Una missione molto americana, oltre che molto “cattolica”. Una medesima
missione verrà presumibilmente affidata alla Chiesa americana che, non
dimentichiamolo, ha un numero di cardinali secondo solo al gruppo italiano ed
ha risorse economiche tali da sostenere progetti di ambio respiro nel campo
dell’evangelizzazione e della difesa della vita e della famiglia.
Facendo
politica alta, il papa non potrà non toccare questi ultimi temi, con evidenti
ricadute anche nella campagna elettorale. Non per volontà del papa, ma per la
coerenza implicita nei suoi discorsi.
Non è per sua volontà che tra i candidati
democratici Clinton ed Obama e il candidato repubblicano McCain la differenza
maggiore consiste proprio nelle posizioni sull’aborto, sulla famiglia e sulla
bioetica. Il papa sa bene che su questi temi c’è un’emergenza mondiale, che
l’America latina sta subendo una fortissima pressione dalle lobbies
internazionali anti-life e che gli Stati Uniti hanno tutte le carte in regola
per guidare una involuzione di tendenza, che sarebbe impedita da una vittoria
democratica. Se le parole del papa saranno anche un giudizio sulla politica
americana sarà per colpa della politica americana, non per le sue parole.

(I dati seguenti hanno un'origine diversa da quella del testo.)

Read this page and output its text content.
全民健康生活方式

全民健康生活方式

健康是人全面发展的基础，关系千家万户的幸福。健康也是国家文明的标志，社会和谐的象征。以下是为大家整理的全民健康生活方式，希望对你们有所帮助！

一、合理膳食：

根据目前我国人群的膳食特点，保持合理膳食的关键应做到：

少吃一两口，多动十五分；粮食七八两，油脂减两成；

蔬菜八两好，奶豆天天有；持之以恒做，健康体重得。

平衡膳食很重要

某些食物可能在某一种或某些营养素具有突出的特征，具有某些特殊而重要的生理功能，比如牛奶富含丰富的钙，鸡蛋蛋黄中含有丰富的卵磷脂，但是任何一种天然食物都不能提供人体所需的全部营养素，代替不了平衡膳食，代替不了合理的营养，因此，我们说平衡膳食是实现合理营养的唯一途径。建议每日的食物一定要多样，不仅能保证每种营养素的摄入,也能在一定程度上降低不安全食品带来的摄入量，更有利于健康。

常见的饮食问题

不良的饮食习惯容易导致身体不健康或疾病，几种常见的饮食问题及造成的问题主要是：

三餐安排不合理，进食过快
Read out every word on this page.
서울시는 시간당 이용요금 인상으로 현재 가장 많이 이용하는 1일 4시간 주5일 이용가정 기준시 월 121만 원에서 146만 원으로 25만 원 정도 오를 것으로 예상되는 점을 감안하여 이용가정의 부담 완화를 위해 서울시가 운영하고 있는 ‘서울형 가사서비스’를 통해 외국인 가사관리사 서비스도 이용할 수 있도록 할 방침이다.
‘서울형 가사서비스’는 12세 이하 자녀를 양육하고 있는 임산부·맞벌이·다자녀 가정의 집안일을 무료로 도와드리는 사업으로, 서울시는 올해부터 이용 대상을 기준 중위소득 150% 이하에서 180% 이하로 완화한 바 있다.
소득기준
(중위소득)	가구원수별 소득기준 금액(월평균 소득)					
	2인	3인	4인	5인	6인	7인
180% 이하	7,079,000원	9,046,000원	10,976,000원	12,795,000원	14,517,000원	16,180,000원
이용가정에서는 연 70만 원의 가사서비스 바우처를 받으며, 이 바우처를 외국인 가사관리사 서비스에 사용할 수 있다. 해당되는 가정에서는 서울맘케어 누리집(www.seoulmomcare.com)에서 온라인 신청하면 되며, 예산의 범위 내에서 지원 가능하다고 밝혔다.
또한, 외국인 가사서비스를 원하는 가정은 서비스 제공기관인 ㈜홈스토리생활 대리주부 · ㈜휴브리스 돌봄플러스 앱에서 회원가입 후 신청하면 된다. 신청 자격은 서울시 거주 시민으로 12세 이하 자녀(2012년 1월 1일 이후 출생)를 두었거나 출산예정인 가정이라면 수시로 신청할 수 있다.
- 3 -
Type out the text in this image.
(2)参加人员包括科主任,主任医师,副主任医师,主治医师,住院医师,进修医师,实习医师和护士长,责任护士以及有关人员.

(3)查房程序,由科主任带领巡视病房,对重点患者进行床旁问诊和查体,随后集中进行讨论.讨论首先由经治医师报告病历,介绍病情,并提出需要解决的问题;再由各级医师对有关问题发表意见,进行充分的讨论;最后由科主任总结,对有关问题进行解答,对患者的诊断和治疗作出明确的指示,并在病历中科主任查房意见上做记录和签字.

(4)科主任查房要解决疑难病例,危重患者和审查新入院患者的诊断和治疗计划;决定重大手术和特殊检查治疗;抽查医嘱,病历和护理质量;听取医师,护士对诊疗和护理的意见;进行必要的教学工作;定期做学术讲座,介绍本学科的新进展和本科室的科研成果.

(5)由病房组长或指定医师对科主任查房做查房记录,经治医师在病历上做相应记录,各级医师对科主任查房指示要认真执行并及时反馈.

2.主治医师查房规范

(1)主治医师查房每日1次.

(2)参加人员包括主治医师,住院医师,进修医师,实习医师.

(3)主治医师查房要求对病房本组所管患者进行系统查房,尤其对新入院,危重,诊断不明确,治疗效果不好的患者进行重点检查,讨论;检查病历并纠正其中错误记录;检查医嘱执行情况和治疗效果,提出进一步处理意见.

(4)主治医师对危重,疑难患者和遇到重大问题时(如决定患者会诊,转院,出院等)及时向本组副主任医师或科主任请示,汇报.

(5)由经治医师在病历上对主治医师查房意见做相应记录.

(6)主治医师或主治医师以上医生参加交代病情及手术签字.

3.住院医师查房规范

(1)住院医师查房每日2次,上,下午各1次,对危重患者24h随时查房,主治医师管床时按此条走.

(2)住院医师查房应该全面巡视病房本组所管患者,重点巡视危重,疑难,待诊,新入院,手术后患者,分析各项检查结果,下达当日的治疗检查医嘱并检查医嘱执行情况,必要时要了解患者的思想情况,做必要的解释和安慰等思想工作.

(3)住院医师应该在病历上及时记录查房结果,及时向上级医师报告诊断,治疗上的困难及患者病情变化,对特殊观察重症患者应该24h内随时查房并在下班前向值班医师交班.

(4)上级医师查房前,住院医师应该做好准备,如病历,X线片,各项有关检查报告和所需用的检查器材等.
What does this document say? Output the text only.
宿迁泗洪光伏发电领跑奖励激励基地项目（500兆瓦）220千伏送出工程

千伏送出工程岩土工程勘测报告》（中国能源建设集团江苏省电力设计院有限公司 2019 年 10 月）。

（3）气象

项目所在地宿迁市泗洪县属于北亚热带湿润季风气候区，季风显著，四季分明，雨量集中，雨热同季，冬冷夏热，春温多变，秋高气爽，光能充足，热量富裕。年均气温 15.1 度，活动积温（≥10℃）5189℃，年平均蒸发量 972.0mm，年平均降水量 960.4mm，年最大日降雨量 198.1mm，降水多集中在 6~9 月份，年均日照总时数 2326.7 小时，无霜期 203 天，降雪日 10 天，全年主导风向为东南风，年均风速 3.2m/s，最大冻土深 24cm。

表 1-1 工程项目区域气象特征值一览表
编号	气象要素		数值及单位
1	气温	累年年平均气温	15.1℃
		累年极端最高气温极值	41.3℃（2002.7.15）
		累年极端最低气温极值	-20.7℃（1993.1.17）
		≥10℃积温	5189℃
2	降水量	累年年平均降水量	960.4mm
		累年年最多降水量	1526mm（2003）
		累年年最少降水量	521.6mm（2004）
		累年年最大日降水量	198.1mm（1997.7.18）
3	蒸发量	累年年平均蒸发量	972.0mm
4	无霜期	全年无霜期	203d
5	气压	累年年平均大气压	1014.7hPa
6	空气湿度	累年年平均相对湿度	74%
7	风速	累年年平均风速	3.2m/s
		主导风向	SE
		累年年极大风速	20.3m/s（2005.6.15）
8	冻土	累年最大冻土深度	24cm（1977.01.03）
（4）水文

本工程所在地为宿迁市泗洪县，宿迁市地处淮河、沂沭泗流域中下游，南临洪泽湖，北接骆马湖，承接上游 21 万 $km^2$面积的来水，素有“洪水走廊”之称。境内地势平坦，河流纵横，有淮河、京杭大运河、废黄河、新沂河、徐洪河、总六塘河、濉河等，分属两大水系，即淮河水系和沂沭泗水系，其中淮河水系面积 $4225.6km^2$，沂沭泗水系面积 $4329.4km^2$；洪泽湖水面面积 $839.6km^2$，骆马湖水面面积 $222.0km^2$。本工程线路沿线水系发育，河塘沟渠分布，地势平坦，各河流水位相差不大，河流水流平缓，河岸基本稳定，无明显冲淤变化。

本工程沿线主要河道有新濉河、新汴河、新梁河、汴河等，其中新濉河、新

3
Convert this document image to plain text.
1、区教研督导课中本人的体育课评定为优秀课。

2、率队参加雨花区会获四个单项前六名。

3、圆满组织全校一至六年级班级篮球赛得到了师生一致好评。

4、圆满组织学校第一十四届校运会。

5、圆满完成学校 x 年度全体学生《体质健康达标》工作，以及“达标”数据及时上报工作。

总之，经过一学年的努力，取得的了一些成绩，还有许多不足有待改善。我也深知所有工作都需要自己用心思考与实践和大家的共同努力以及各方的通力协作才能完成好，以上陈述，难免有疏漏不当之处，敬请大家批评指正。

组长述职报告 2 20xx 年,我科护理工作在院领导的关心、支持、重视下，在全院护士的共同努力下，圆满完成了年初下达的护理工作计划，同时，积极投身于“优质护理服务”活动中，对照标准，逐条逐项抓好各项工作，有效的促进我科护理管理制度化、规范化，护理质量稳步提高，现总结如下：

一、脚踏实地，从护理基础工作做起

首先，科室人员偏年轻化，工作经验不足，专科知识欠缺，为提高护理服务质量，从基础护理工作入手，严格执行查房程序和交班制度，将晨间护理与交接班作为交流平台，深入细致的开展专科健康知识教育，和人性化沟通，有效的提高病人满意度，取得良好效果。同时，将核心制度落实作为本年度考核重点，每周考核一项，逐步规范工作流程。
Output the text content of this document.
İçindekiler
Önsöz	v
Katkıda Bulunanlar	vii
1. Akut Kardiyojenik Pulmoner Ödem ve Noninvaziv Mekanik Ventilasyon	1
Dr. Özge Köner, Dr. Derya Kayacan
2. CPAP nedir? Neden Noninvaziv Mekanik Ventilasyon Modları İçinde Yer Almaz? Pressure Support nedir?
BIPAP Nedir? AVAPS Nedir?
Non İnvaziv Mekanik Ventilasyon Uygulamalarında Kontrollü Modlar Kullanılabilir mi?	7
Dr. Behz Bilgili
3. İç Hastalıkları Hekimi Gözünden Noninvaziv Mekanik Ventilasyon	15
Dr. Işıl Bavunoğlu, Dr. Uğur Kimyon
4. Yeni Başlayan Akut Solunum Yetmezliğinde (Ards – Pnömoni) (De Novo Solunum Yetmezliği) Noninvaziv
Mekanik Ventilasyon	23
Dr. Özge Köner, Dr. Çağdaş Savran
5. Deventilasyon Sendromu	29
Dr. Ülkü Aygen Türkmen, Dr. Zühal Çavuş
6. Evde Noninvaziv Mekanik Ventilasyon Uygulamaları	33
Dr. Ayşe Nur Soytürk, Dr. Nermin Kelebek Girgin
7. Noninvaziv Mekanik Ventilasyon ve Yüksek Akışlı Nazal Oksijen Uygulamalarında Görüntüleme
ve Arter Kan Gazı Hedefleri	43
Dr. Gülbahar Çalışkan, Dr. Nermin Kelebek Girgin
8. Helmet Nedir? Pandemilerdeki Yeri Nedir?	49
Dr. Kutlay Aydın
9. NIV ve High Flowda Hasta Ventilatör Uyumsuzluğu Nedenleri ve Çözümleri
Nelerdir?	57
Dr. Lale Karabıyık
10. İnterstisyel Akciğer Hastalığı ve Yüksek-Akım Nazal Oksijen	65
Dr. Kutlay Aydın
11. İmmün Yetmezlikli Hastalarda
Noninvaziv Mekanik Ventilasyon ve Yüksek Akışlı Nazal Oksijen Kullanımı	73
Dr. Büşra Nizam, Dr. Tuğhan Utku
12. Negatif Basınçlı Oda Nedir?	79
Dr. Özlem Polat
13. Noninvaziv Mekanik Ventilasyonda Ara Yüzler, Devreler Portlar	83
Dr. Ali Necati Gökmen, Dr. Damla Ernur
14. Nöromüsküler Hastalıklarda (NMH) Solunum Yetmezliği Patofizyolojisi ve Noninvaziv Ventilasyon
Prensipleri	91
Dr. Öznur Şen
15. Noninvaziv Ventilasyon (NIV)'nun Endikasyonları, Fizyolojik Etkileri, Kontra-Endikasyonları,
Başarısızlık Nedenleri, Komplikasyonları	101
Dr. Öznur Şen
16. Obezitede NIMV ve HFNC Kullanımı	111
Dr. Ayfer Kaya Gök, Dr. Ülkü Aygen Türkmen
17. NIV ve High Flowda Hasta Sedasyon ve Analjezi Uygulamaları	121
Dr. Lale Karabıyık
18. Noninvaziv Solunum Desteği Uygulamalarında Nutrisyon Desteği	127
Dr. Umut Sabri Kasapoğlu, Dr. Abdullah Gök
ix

Anche il discorso che il papa
terrà all’Assemblea generale dell’Onu, dopo quello formidabile di Giovanni
Paolo II del 5 ottobre 1995, desta una grande attesa. Ripetutamente questo
pontefice ha richiamato l’Onu alla fedeltà ai suoi motivi ispiratori originari
e a non cedere ad una interpretazione convenzionale e relativistica dei diritti
dell’uomo. Questo purtroppo avviene spesso, con grave perdita di credibilità
delle Nazioni Unite, specialmente nei confronti dei paesi più deboli.
E’ quindi vero, come sostiene il
Nunzio negli Stati Uniti, che la visita del papa è di carattere pastorale, ma è
inevitabile che le sue parole interpellino anche la politica. La politica alta.